2. Den auf rein objektive Kriterien bei der Teilbarkeit, konsequenterweise auch bei der Wertermittlung und den Wertrelationen zielenden Erwägungen des Klägers ist zu entgegnen, dass auch § 38 Abs 6 OÖ ROG 1994 nicht umhin kommt, einen Bezug zu dem in concreto geschlossenen Vertrag herzustellen: Der „vereinbarte Kaufpreis“ darf nicht die Hälfte desjenigen Kaufpreises erreichen, der angemessen gewesen wäre, wenn die Bebauung des Grundstücks schon zum Zeitpunkt der Veräußerung möglich gewesen wäre. Ein „vereinbarter Kaufpreis“ kann nicht isoliert vom Vertragsgegenstand betrachtet werden. Auch der Verfassungsgerichtshof hat in der vom Kläger zitierten Entscheidung B 97/91, B 284/91‑303/91 (= VfSlg 13.006) zu einer ‑ nicht dem § 38 Abs 6 OÖ ROG entsprechenden ‑ Norm des früheren OÖ ROG 1972 eingeräumt, dass unter dem auch dort verwendeten Begriff „Grundstück“ nicht unbedingt nur ein einzelnes Grundstück verstanden werden kann, sondern gegebenenfalls auch mehrere Grundstücke, die miteinander eine „Einheit“ bilden.
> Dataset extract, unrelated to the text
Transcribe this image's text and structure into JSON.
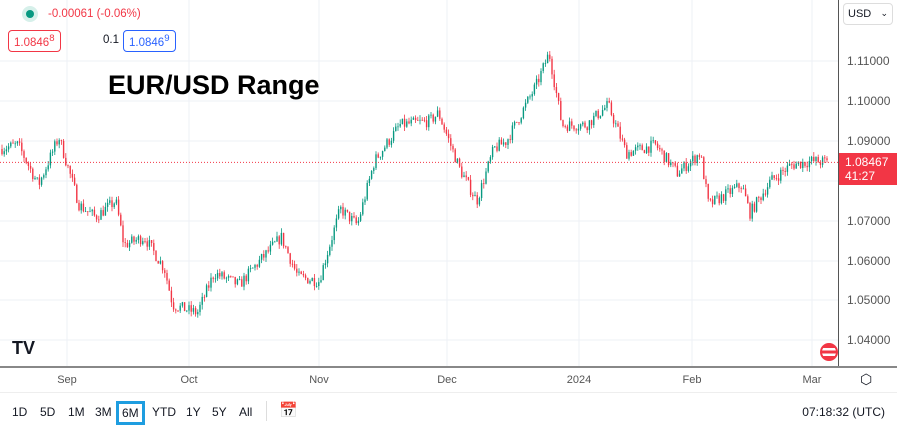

3. Der Oberste Gerichtshof teilt die ausführlich begründete Ansicht des Berufungsgerichts, dass bei den in § 38 Abs 6 OÖ ROG 1994 angesprochenen Wertrelationen auch die Vorstellungen der Vertragsparteien (etwa über die Teilbarkeit von mehreren den Vertragsgegenstand bildenden Grundstücken) maßgeblich sind. Auch zu der vom Kläger für seinen Standpunkt ins Treffen geführten Bestimmung des § 21 Abs 4 IO vertritt die Rechtsprechung die Ansicht, dass betreffend die Teilbarkeit auf die Regelung im bürgerlichen Recht zurückzugreifen ist, die unter dem besonderen Blickwinkel des Insolvenzrechts auszulegen ist (RIS‑Justiz RS0044162). Die Teilbarkeit einer Leistung beurteilt sich dabei primär nach dem ausdrücklich oder stillscheigend erklärten Willen der Vertragsparteien, erst subsidiär entscheidet die Verkehrsauffassung (Widhalm-Budak in Konecny/Schubert, KO § 21 Rz 258 mwN).

Auch die Ausführungen des Berufungsgerichts zur Beweislastverteilung treffen zu.

4. Mangels erheblicher Rechtsfrage (§ 502 Abs 1 ZPO) ist die außerordentliche Revision des Klägers zurückzuweisen.